Lump Sum Cautionary Tale

Lump Sum Cautionary Tale

February 7, 2014 – You don’t have to look too hard to find stories about people who are worse off because they completely undervalued the concept of planning for the future.

People who choose today at the expense of tomorrow.

I’m talking about people who opt for a lump sum of cash instead of the periodic payment options available to them when they win the lottery, trigger their pension benefits or settle a personal injury claim.

For many, the allure of “having their money and having it now” is too powerful and they forfeit the overwhelming advantages that accompany guaranteed future income.

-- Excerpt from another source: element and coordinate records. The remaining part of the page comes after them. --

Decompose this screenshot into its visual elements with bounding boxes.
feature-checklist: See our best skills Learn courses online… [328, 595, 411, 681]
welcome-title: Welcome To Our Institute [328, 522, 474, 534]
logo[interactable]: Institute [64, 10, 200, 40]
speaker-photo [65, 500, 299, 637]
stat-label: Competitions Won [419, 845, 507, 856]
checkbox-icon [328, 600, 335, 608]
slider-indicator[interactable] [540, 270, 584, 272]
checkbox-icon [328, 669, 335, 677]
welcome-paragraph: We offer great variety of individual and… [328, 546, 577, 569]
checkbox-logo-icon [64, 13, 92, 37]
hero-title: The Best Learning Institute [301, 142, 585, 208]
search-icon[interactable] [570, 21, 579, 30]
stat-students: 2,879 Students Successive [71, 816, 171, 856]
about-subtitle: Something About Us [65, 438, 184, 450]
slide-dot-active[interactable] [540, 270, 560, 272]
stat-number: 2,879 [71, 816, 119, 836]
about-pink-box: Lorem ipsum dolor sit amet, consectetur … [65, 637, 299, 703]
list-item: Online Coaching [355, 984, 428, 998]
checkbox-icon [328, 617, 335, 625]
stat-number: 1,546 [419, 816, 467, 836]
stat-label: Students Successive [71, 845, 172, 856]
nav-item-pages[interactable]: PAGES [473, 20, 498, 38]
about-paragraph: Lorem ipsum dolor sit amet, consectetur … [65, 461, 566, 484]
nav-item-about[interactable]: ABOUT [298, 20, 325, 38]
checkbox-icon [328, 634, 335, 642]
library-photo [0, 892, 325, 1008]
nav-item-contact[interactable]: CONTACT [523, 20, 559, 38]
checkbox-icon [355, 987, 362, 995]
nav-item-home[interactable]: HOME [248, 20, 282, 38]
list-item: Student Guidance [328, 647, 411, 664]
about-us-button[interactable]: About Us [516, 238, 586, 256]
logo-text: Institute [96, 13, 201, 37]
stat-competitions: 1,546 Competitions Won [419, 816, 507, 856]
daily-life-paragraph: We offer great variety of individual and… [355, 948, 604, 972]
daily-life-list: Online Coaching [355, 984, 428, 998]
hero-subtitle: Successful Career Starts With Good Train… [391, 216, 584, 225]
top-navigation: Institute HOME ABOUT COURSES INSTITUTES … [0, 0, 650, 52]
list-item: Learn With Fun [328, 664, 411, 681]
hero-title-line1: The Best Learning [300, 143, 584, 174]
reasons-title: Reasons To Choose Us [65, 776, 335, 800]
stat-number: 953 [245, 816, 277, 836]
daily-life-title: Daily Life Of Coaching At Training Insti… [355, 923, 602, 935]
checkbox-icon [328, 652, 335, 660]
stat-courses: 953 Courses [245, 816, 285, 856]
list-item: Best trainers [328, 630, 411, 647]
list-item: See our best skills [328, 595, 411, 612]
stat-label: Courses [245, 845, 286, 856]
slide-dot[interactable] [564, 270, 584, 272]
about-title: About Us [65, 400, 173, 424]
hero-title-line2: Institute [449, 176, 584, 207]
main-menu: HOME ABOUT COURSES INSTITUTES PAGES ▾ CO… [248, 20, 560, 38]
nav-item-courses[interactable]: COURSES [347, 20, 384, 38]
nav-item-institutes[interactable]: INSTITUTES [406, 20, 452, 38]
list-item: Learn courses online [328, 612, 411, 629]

As we mentioned in one of our blogs last month, the completely independent, nonprofit, noncommercial National Endowment for Financial Education (NEFE) estimates that . . .

” . . . 70% of all people who suddenly receive large amounts of money will lose that money within a few years.”

Today, we have another one to add to our list of sources of lump sum misery courtesy of CNN/Money:

“Reverse Mortgages: Safer but far from risk-free.”

home_loanA few of our favorite quotes from the article:

” . . . many borrowers have run into problems because they took their payment as a lump sum and spent the cash too freely.”

” Homeowners who choose the lump sum option could see their payouts reduced by 10% to 18% . . . “

” Monthly payments usually work out better anyway, especially for those who live longer.”

Although Fred Thompson, Henry Winkler, and a host of other well-known paid endorsers are convincing when touting the benefits of reverse mortgages, the article does a good job highlighting the risks that remain.

Especially with lump sums.

Our firm does not offer reverse mortgages so we will refrain from advising on them other than to say make sure you understand what you’re getting into if you or someone you know is considering one.

We will, however, go out on a very sturdy limb reinforced by mountains of evidence to suggest that anyone choosing a reverse mortgage will be better off if they choose the lifetime income option instead of a lump sum.